Background— Multiple pathways contribute to accelerated coronary atherosclerosis in diabetics, including increased oxidative stress and inflammatory burden. Accordingly, the mechanisms of abnormal formation of reactive oxygen species and the changes in inflammatory gene expression were examined in diabetic coronary arteries.

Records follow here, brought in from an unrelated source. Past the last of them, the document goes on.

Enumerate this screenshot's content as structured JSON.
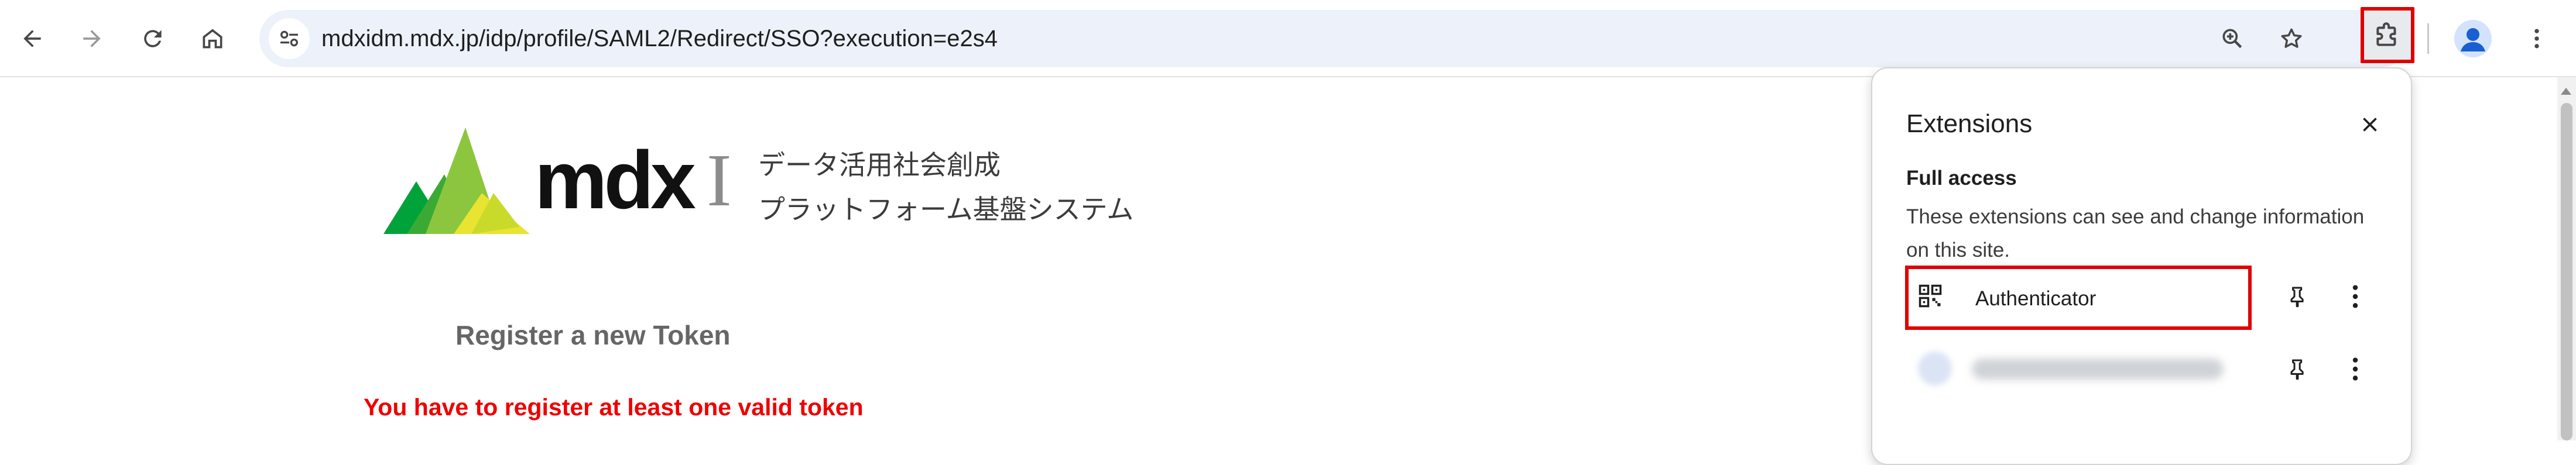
{
  "browser": {
    "url": "mdxidm.mdx.jp/idp/profile/SAML2/Redirect/SSO?execution=e2s4",
    "toolbar_icons": [
      "back-icon",
      "forward-icon",
      "reload-icon",
      "home-icon",
      "site-settings-icon",
      "zoom-icon",
      "star-icon",
      "extensions-puzzle-icon",
      "profile-avatar-icon",
      "kebab-menu-icon"
    ]
  },
  "page": {
    "logo": {
      "wordmark": "mdx",
      "roman_numeral": "I",
      "tagline_line1": "データ活用社会創成",
      "tagline_line2": "プラットフォーム基盤システム",
      "colors": [
        "#00a23a",
        "#5cb531",
        "#9ccd2b",
        "#e8e431"
      ]
    },
    "heading": "Register a new Token",
    "error": "You have to register at least one valid token"
  },
  "extensions_popup": {
    "title": "Extensions",
    "section_title": "Full access",
    "description": "These extensions can see and change information on this site.",
    "items": [
      {
        "name": "Authenticator",
        "icon": "qr-code-icon"
      },
      {
        "name": "",
        "icon": "blurred-extension-icon"
      }
    ]
  },
  "colors": {
    "highlight": "#e00000",
    "error_text": "#ee0000",
    "omnibox_bg": "#edf2fa"
  }
}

Methods and Results— In pigs with streptozotocin-induced diabetes, superoxide formation was augmented in coronary media and adventitia because of increased NAD(P)H oxidase activity (3 months) accompanied by upregulated expression of its cytosolic subunit, p22^phox. Diabetes-induced oxidative stress resulted in the inflammatory response in the adventitia (increased expression of interleukin-6, tumor necrosis factor-α, monocyte chemotactic protein-1, vascular cell adhesion molecule-1 [VCAM-1]) and in the media (VCAM-1). To examine the mechanisms of these changes, studies with isolated coronary fibroblasts were undertaken. Advanced glycation end products (AGEs), rather than glucose itself, upregulated expression of interleukin-6, VCAM-1, and monocyte chemotactic protein-1 mRNAs. These results were paralleled by increased interleukin-6 secretion (P<0.01) and augmented leukocyte adhesion to AGE-stimulated coronary cells (P<0.001). AGEs increased expression of phosphorylated forms of mitogen-activated protein kinases in coronary cells (ERK1/2 and JNK) and resulted in redox-sensitive expression of inflammatory genes that was inhibited by several inhibitors of oxidative pathways [NAD(P)H oxidase inhibitors, N-acetylcysteine, and pyrrolidine dithiocarbamate].

Conclusions— Diabetes increased NAD(P)H oxidase activity and oxidative stress, producing inflammatory responses in porcine coronary media and adventitia. AGEs activated ERK1/2 and JNK signaling pathways and induced the expression of several inflammatory genes in coronary cells in a redox-sensitive manner. These results suggest the involvement of AGEs in the development of accelerated coronary atherosclerosis in diabetes.